In the same way, the modernity of the buildings will be defined in an original way, an adaptation of imported models. Geddes himself had recommended the use of habitable roof terraces, one of the most obvious identifying signs of modern architecture. He also advocated the great expanses of glass which characterise the Dessau Bauhaus and the new architecture be abandoned for small openings, which are better adapted to the hot climate of the country.
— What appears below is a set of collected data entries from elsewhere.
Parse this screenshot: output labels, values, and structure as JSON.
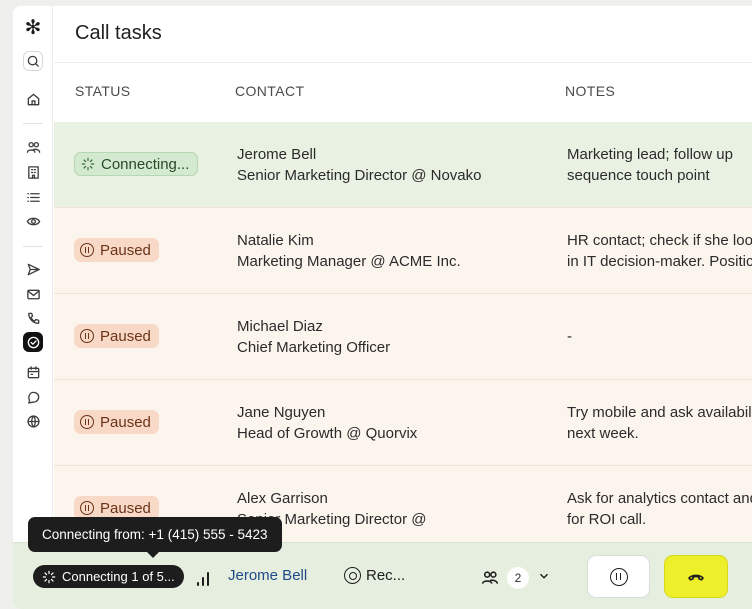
{
  "page_title": "Call tasks",
  "columns": {
    "status": "STATUS",
    "contact": "CONTACT",
    "notes": "NOTES"
  },
  "rows": [
    {
      "status": "Connecting...",
      "name": "Jerome Bell",
      "title": "Senior Marketing Director @ Novako",
      "notes_1": "Marketing lead; follow up",
      "notes_2": "sequence touch point"
    },
    {
      "status": "Paused",
      "name": "Natalie Kim",
      "title": "Marketing Manager @ ACME Inc.",
      "notes_1": "HR contact; check if she loo",
      "notes_2": "in IT decision-maker. Positic"
    },
    {
      "status": "Paused",
      "name": "Michael Diaz",
      "title": "Chief Marketing Officer",
      "notes_1": "-",
      "notes_2": ""
    },
    {
      "status": "Paused",
      "name": "Jane Nguyen",
      "title": "Head of Growth @ Quorvix",
      "notes_1": "Try mobile and ask availabilit",
      "notes_2": "next week."
    },
    {
      "status": "Paused",
      "name": "Alex Garrison",
      "title": "Senior Marketing Director @",
      "notes_1": "Ask for analytics contact and",
      "notes_2": "for ROI call."
    }
  ],
  "tooltip": "Connecting from: +1 (415) 555 - 5423",
  "callbar": {
    "progress_label": "Connecting 1 of 5...",
    "caller_name": "Jerome Bell",
    "record_label": "Rec...",
    "participants_count": "2"
  },
  "colors": {
    "active_row": "#e9f1e3",
    "paused_pill": "#f8d8c6",
    "hangup_button": "#ecef2a",
    "callbar_bg": "#e6efdf"
  },
  "sidebar_icons": [
    "logo-icon",
    "search-icon",
    "home-icon",
    "contacts-icon",
    "building-icon",
    "list-icon",
    "eye-icon",
    "send-icon",
    "mail-icon",
    "phone-icon",
    "tasks-check-icon",
    "calendar-icon",
    "chat-icon",
    "globe-icon"
  ]
}
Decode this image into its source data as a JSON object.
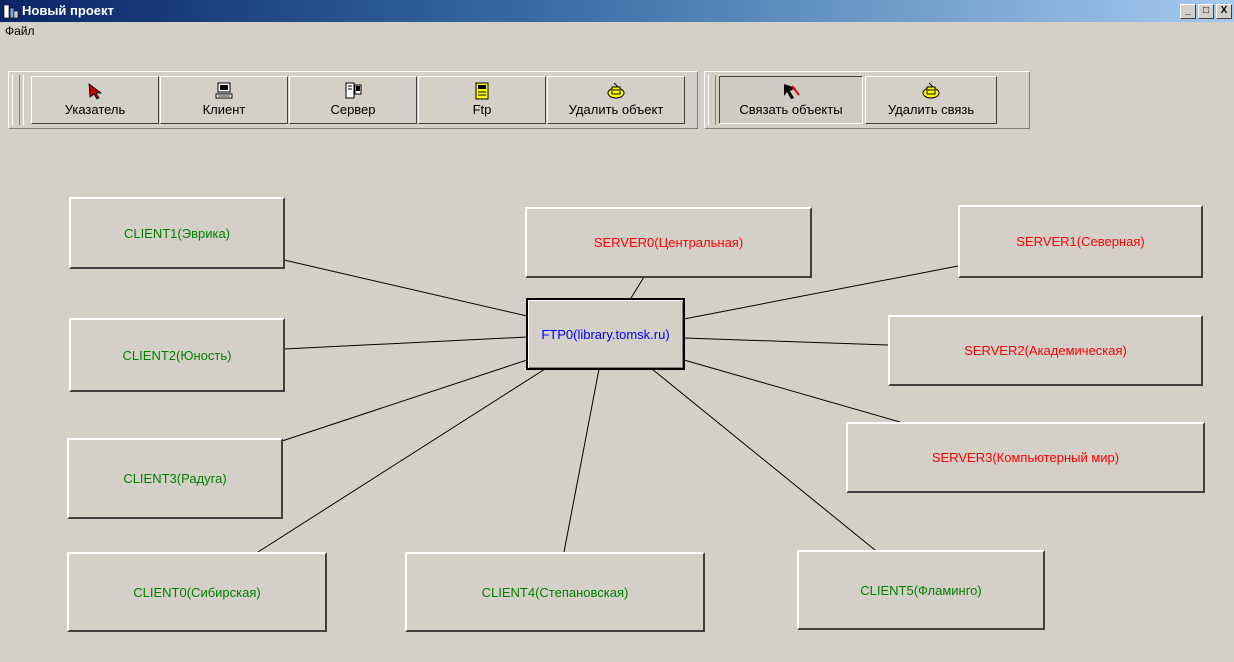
{
  "window": {
    "title": "Новый проект",
    "controls": {
      "minimize": "_",
      "maximize": "□",
      "close": "X"
    }
  },
  "menu": {
    "file": "Файл"
  },
  "toolbar_main": {
    "buttons": [
      {
        "label": "Указатель",
        "icon": "pointer-arrow-icon"
      },
      {
        "label": "Клиент",
        "icon": "client-computer-icon"
      },
      {
        "label": "Сервер",
        "icon": "server-icon"
      },
      {
        "label": "Ftp",
        "icon": "ftp-icon"
      },
      {
        "label": "Удалить объект",
        "icon": "delete-object-icon"
      }
    ]
  },
  "toolbar_links": {
    "buttons": [
      {
        "label": "Связать объекты",
        "icon": "link-objects-icon",
        "pressed": true
      },
      {
        "label": "Удалить связь",
        "icon": "delete-link-icon"
      }
    ]
  },
  "diagram": {
    "ftp": {
      "label": "FTP0(library.tomsk.ru)"
    },
    "clients": [
      {
        "label": "CLIENT1(Эврика)"
      },
      {
        "label": "CLIENT2(Юность)"
      },
      {
        "label": "CLIENT3(Радуга)"
      },
      {
        "label": "CLIENT0(Сибирская)"
      },
      {
        "label": "CLIENT4(Степановская)"
      },
      {
        "label": "CLIENT5(Фламинго)"
      }
    ],
    "servers": [
      {
        "label": "SERVER0(Центральная)"
      },
      {
        "label": "SERVER1(Северная)"
      },
      {
        "label": "SERVER2(Академическая)"
      },
      {
        "label": "SERVER3(Компьютерный мир)"
      }
    ]
  },
  "colors": {
    "client_text": "#008000",
    "server_text": "#ff0000",
    "ftp_text": "#0000ff"
  }
}
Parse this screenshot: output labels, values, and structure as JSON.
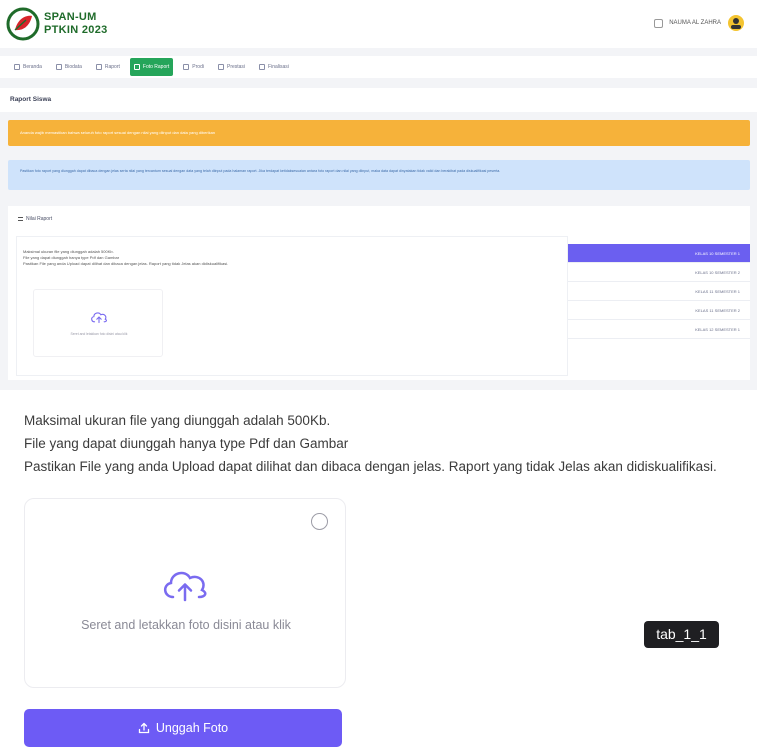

Between 1930 and 1960 a real architectural school was created in Tel Aviv, beginning when architects who had left to study in Europe ten years earlier came back to Israel: they had gone to study in Germany (4 or 5 of them were students at the Bauhaus), Austria, Belgium, France and Italy. This school developed from the collective energy of the Houg group (the circle) and its magazine Habinyan (the building) created by Arieh Sharon, Josef Neufeld and Ze’ev Rechter, who were later joined by many of their colleagues. They all followed the common architectural language of the “international style”, while each maintained an individual vision. Half-way between Art-Deco and the most radical rationalism, the architecture of the White City is marked by the recurrent, though not systematic, use of stilts, reinforced concrete, filled bricks plastered over with smooth, whitened plaster, simple, ordered volumes (asymmetry of the mass, overhanging balconies, free-running horizontals). Like counterpoint, curved and cylindrical shapes balance the rigour of the orthogonal lines. Tradition attributes these to Erich Mendelsohn’s influence, one of the best German architects, among the many who fled Nazism. He was mainly active in Haifa and Jerusalem.
Brief bibliography, but to the point
- Coll. L’Influence du Bauhaus sur l’architecture contemporaine, actes du colloque, centre interdisciplinaire d’études et de recherche sur l’expression contemporaine, travaux XVI, ed. Université de Saint-Etienne, 1976.
- Payton N., “Patrick Geddes (1854–1932) & the Plan of Tel Aviv, Modern Architecture and Traditional Urbanism,” in edited by Jean-François Lejeune, New City (Modern Cities 3), Coral Gable, University of Miami-School of Architecture, 1996.
- Metzger-Szmuk N., Des maisons sur le sable : Tel-Aviv, mouvement moderne et esprit Bauhaus, Tel-Aviv/Paris, ed. de l’éclat, 2004. Ouvrage bilingue français/anglais.
- Droste M., Bauhaus-1919-1933-Réforme et avant-garde, ed.Taschen, 2006.